Trump, Moon agree to show muscle after North Korea N-test

epa06184533 A handout photo made available by the South Korean Defense Ministry shows the South Korean Navy holding a live-fire drill at an undisclosed location off the east coast of South Korea, 05 September 2017, in response to North Korea's sixth nuclear test on 03 September.  EPA-EFE/SOUTH KOREAN DEFENSE MINISTRY HA  HANDOUT EDITORIAL USE ONLY/NO SALES

Bloomberg

US President Donald Trump agreed to support billions of
dollars in new weapons sales to South Korea after North Korea’s largest nuclear test, while his ambassador to the United Nations said the US would seek the strongest possible sanctions against Kim Jong Un’s regime.
Ambassador Nikki Haley said at a meeting of the UN Security Council that Kim was “begging for war” after testing what he claimed was a hydrogen bomb. “Only the strongest sanctions will enable us to resolve this problem through diplomacy,” she said.
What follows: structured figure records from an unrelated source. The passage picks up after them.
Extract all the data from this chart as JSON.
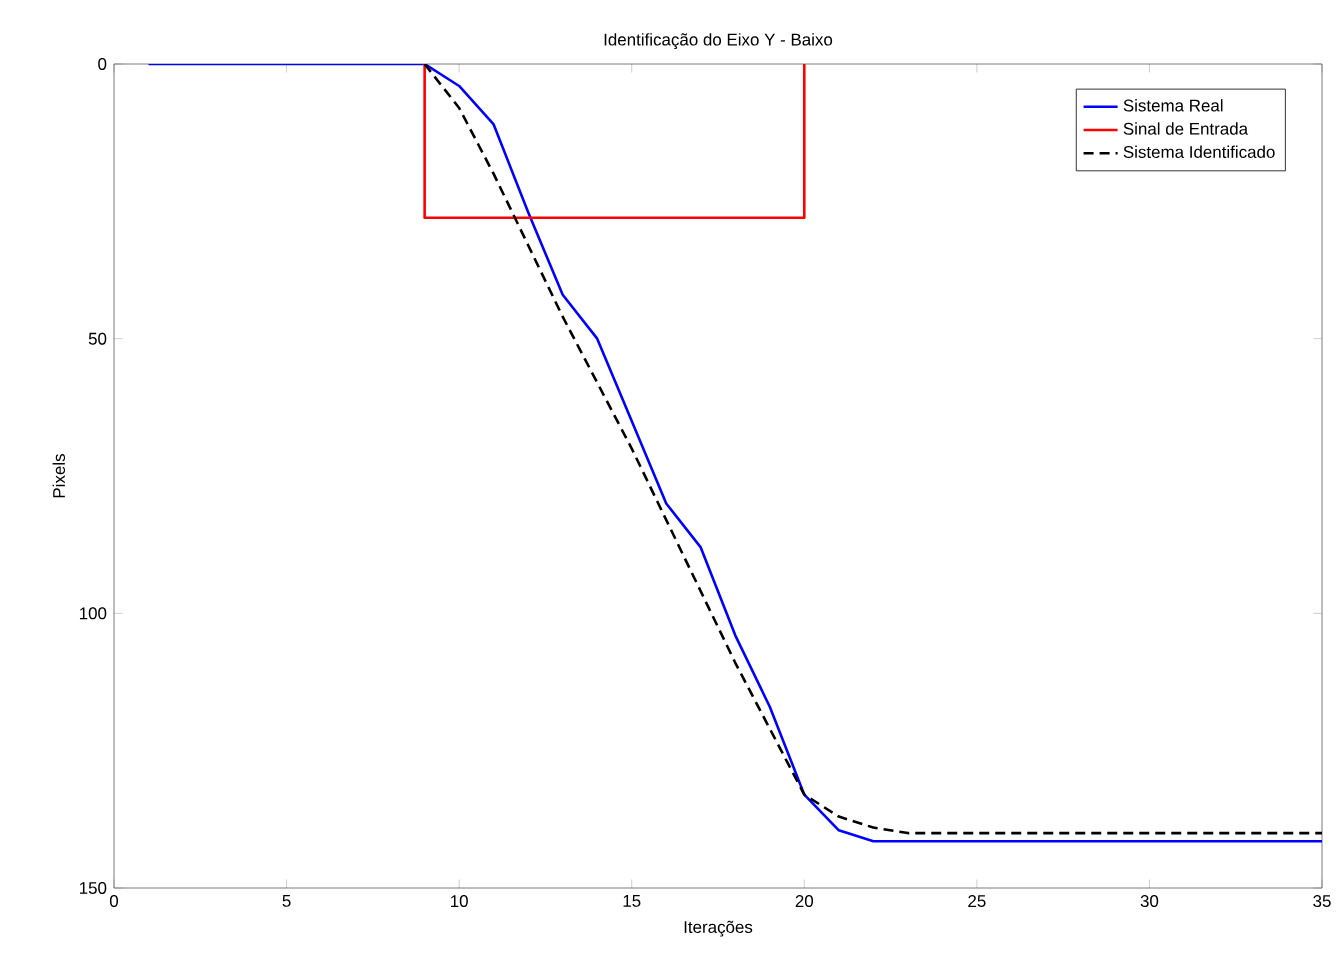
{
  "chart_data": {
    "type": "line",
    "title": "Identificação do Eixo Y - Baixo",
    "xlabel": "Iterações",
    "ylabel": "Pixels",
    "xlim": [
      0,
      35
    ],
    "ylim": [
      150,
      0
    ],
    "xticks": [
      0,
      5,
      10,
      15,
      20,
      25,
      30,
      35
    ],
    "yticks": [
      0,
      50,
      100,
      150
    ],
    "legend": "top right",
    "grid": false,
    "series": [
      {
        "name": "Sistema Real",
        "color": "#0000ff",
        "line_style": "solid",
        "x": [
          1,
          2,
          3,
          4,
          5,
          6,
          7,
          8,
          9,
          10,
          11,
          12,
          13,
          14,
          15,
          16,
          17,
          18,
          19,
          20,
          21,
          22,
          23,
          24,
          25,
          26,
          27,
          28,
          29,
          30,
          31,
          32,
          33,
          34,
          35
        ],
        "values": [
          0,
          0,
          0,
          0,
          0,
          0,
          0,
          0,
          0,
          4,
          11,
          27,
          42,
          50,
          65,
          80,
          88,
          104,
          117,
          133,
          139.5,
          141.5,
          141.5,
          141.5,
          141.5,
          141.5,
          141.5,
          141.5,
          141.5,
          141.5,
          141.5,
          141.5,
          141.5,
          141.5,
          141.5
        ]
      },
      {
        "name": "Sinal de Entrada",
        "color": "#ff0000",
        "line_style": "solid",
        "x": [
          9,
          9,
          20,
          20
        ],
        "values": [
          0,
          28,
          28,
          0
        ]
      },
      {
        "name": "Sistema Identificado",
        "color": "#000000",
        "line_style": "dashed",
        "x": [
          9,
          10,
          11,
          12,
          13,
          14,
          15,
          16,
          17,
          18,
          19,
          20,
          21,
          22,
          23,
          24,
          25,
          26,
          27,
          28,
          29,
          30,
          31,
          32,
          33,
          34,
          35
        ],
        "values": [
          0,
          8,
          20,
          33,
          46,
          58,
          70,
          83,
          96,
          109,
          121,
          133,
          137,
          139,
          140,
          140,
          140,
          140,
          140,
          140,
          140,
          140,
          140,
          140,
          140,
          140,
          140
        ]
      }
    ]
  }
}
Hours after Haley spoke, the Seoul-based Asia Business Daily reported that North Korea was preparing to launch an intercontinental ballistic missile before Saturday. In a phone conversation with South Korean President Moon Jae-In, Trump said he would support “in principle” the US ally fitting its missiles with heavier warheads, boosting its deterrence against North Korea.
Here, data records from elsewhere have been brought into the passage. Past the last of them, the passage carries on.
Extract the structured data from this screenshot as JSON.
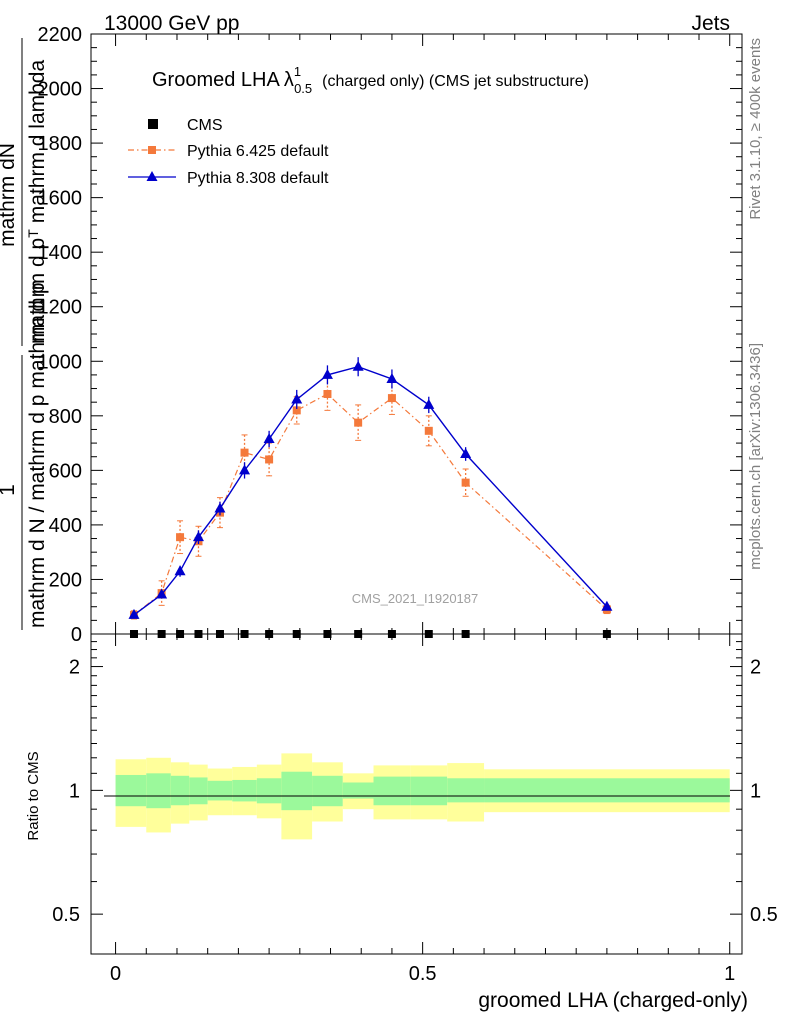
{
  "header": {
    "left": "13000 GeV pp",
    "right": "Jets"
  },
  "side_labels": {
    "rivet": "Rivet 3.1.10, ≥ 400k events",
    "mcplots": "mcplots.cern.ch [arXiv:1306.3436]"
  },
  "chart_data": [
    {
      "type": "line",
      "title": "Groomed LHA",
      "title_symbol": "λ",
      "title_superscript": "1",
      "title_subscript": "0.5",
      "title_suffix": "(charged only) (CMS jet substructure)",
      "watermark": "CMS_2021_I1920187",
      "ylabel_numerator": "mathrm dN",
      "ylabel_denominator": "mathrm d p",
      "ylabel_denominator_sub": "T",
      "ylabel_denominator_rest": "mathrm d lambda",
      "ylabel_prefix_num": "1",
      "ylabel_prefix_den": "mathrm d N / mathrm d p",
      "ylabel_prefix_den_rest": "mathrm d p",
      "ylim": [
        0,
        2200
      ],
      "xlim": [
        -0.04,
        1.02
      ],
      "yticks": [
        0,
        200,
        400,
        600,
        800,
        1000,
        1200,
        1400,
        1600,
        1800,
        2000,
        2200
      ],
      "ytick_labels": [
        "0",
        "200",
        "400",
        "600",
        "800",
        "1000",
        "1200",
        "1400",
        "1600",
        "1800",
        "2000",
        "2200"
      ],
      "legend_position": "top-left",
      "series": [
        {
          "name": "CMS",
          "color": "#000000",
          "marker": "square",
          "x": [
            0.03,
            0.075,
            0.105,
            0.135,
            0.17,
            0.21,
            0.25,
            0.295,
            0.345,
            0.395,
            0.45,
            0.51,
            0.57,
            0.8
          ],
          "y": [
            0,
            0,
            0,
            0,
            0,
            0,
            0,
            0,
            0,
            0,
            0,
            0,
            0,
            0
          ]
        },
        {
          "name": "Pythia 6.425 default",
          "color": "#f4793b",
          "marker": "square",
          "line": "dashdot",
          "x": [
            0.03,
            0.075,
            0.105,
            0.135,
            0.17,
            0.21,
            0.25,
            0.295,
            0.345,
            0.395,
            0.45,
            0.51,
            0.57,
            0.8
          ],
          "y": [
            70,
            150,
            355,
            340,
            445,
            665,
            640,
            820,
            880,
            775,
            865,
            745,
            555,
            90
          ],
          "yerr": [
            15,
            45,
            60,
            55,
            55,
            65,
            60,
            50,
            60,
            65,
            60,
            55,
            50,
            15
          ]
        },
        {
          "name": "Pythia 8.308 default",
          "color": "#0000cc",
          "marker": "triangle",
          "line": "solid",
          "x": [
            0.03,
            0.075,
            0.105,
            0.135,
            0.17,
            0.21,
            0.25,
            0.295,
            0.345,
            0.395,
            0.45,
            0.51,
            0.57,
            0.8
          ],
          "y": [
            70,
            145,
            230,
            355,
            460,
            600,
            715,
            860,
            950,
            980,
            935,
            840,
            660,
            100
          ],
          "yerr": [
            10,
            15,
            20,
            25,
            25,
            30,
            30,
            35,
            35,
            35,
            35,
            30,
            25,
            10
          ]
        }
      ]
    },
    {
      "type": "area",
      "ylabel": "Ratio to CMS",
      "xlabel": "groomed LHA (charged-only)",
      "ylim": [
        0.4,
        2.4
      ],
      "log_y": true,
      "xlim": [
        -0.04,
        1.02
      ],
      "yticks": [
        0.5,
        1,
        2
      ],
      "ytick_labels": [
        "0.5",
        "1",
        "2"
      ],
      "xticks": [
        0,
        0.5,
        1
      ],
      "xtick_labels": [
        "0",
        "0.5",
        "1"
      ],
      "bins": [
        0,
        0.05,
        0.09,
        0.12,
        0.15,
        0.19,
        0.23,
        0.27,
        0.32,
        0.37,
        0.42,
        0.48,
        0.54,
        0.6,
        1.0
      ],
      "inner_band": [
        [
          0.915,
          1.09
        ],
        [
          0.905,
          1.1
        ],
        [
          0.92,
          1.085
        ],
        [
          0.925,
          1.075
        ],
        [
          0.945,
          1.055
        ],
        [
          0.94,
          1.06
        ],
        [
          0.93,
          1.07
        ],
        [
          0.895,
          1.11
        ],
        [
          0.915,
          1.085
        ],
        [
          0.955,
          1.045
        ],
        [
          0.92,
          1.08
        ],
        [
          0.92,
          1.08
        ],
        [
          0.935,
          1.07
        ],
        [
          0.935,
          1.07
        ]
      ],
      "outer_band": [
        [
          0.815,
          1.19
        ],
        [
          0.79,
          1.2
        ],
        [
          0.83,
          1.17
        ],
        [
          0.845,
          1.155
        ],
        [
          0.87,
          1.13
        ],
        [
          0.87,
          1.14
        ],
        [
          0.855,
          1.155
        ],
        [
          0.76,
          1.23
        ],
        [
          0.84,
          1.17
        ],
        [
          0.9,
          1.1
        ],
        [
          0.85,
          1.15
        ],
        [
          0.85,
          1.15
        ],
        [
          0.84,
          1.165
        ],
        [
          0.885,
          1.125
        ]
      ],
      "inner_color": "#9bf99b",
      "outer_color": "#ffff9b",
      "reference_line": 1
    }
  ]
}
Trump and Moon “agreed to maximize pressure on North Korea using all means at their disposal,” according to the White House statement. Trump “provided his conceptual approval” for South Korea to buy “many billions of dollars’ worth of military weapons and equipment” from the US.
Haley said the US would circulate new draft sanctions and wants the Security Council to vote on them September 11. Those sanctions faced resistance from veto-wielding members China and Russia, with Vladimir Putin saying he opposed leveling more “useless and ineffective” sanctions on the North Koreans.
“They’ll eat grass, but they won’t abandon their program unless they feel secure,” Putin told reporters while attending an emerging markets summit in Xiamen, China, which was hosted by Chinese counterpart Xi Jinping.
South Korea has detected “continued activities” related to North Korea missile tests in the aftermath of its sixth and most powerful nuclear detonation, according to a government official who
asked not to be named in line with government policy.
Meanwhile, the country’s defense ministry declined to comment on the Asia Business Daily report saying the isolated state was observed moving an ICBM to a launch site, and there’s a high chance of a launch before the September 9 national foundation day.
The standoff between North Korea and the US has become the most dangerous foreign crisis facing Trump, eclipsing continued military operations in the Middle East and Afghanistan.
Chang Kyung-soo, acting chief of the Defense Ministry’s policy planning office, told lawmakers in Seoul that North Korea was readying a missile firing, but didn’t give a timeframe. The Yonhap News Agency cited the South Korea’s spy agency as saying there is a chance Pyongyang could fire an ICBM into the Pacific Ocean.
North Korea has previously threatened to launch missiles toward Guam. South Korea’s Defense Ministry will review “various possible options” to find a “realistic” solution to North Korea’s threats, spokesman Moon Sang-gyun told reporters in Seoul on Tuesday. He was clarifying Defense Minister Song Young-moo’s comment yesterday that redeployment of US tactical nuclear weapons could be an option. The nation’s navy also began live-fire drills involving 20 vessels — exercises that will continue through Saturday, South Korea has removed the final administrative hurdle for the full deployment of a US missile defense system known as Thaad, which China views as a threat to the
region’s “strategic equilibrium.”
South Korea’s military also conducted a live-fire drill, firing a surface-to-surface ballistic missile and air-to-ground rocket into the sea between the Korean peninsula and Japan, with North Korea’s nuclear test site the virtual target.
Haley reinforced Trump’s threat on Twitter to cut off trade with nations that do business with North Korea, though many observers say that would be an unlikely step. While the US has often threatened a China trade war, Trump is yet
to follow through, in part given
the risk that would create for his own economy. China is North Korea’s main ally and trading partner. It is also the US’s biggest trading partner. Foreign Ministry spoke-sman Geng Shuang said Trump’s trade comments were “neither
objective nor fair.”
“What is definitely unacceptable to us is a situation in which on the one hand we work to resolve this issue peacefully but on the other hand our own interests are subject to sanctions and jeopardized,” Geng said at a regular briefing in Beijing. Trump, who reportedly threatened over the weekend to pull out of the US-South Korea trade agreement, had taken aim at President Moon’s administration.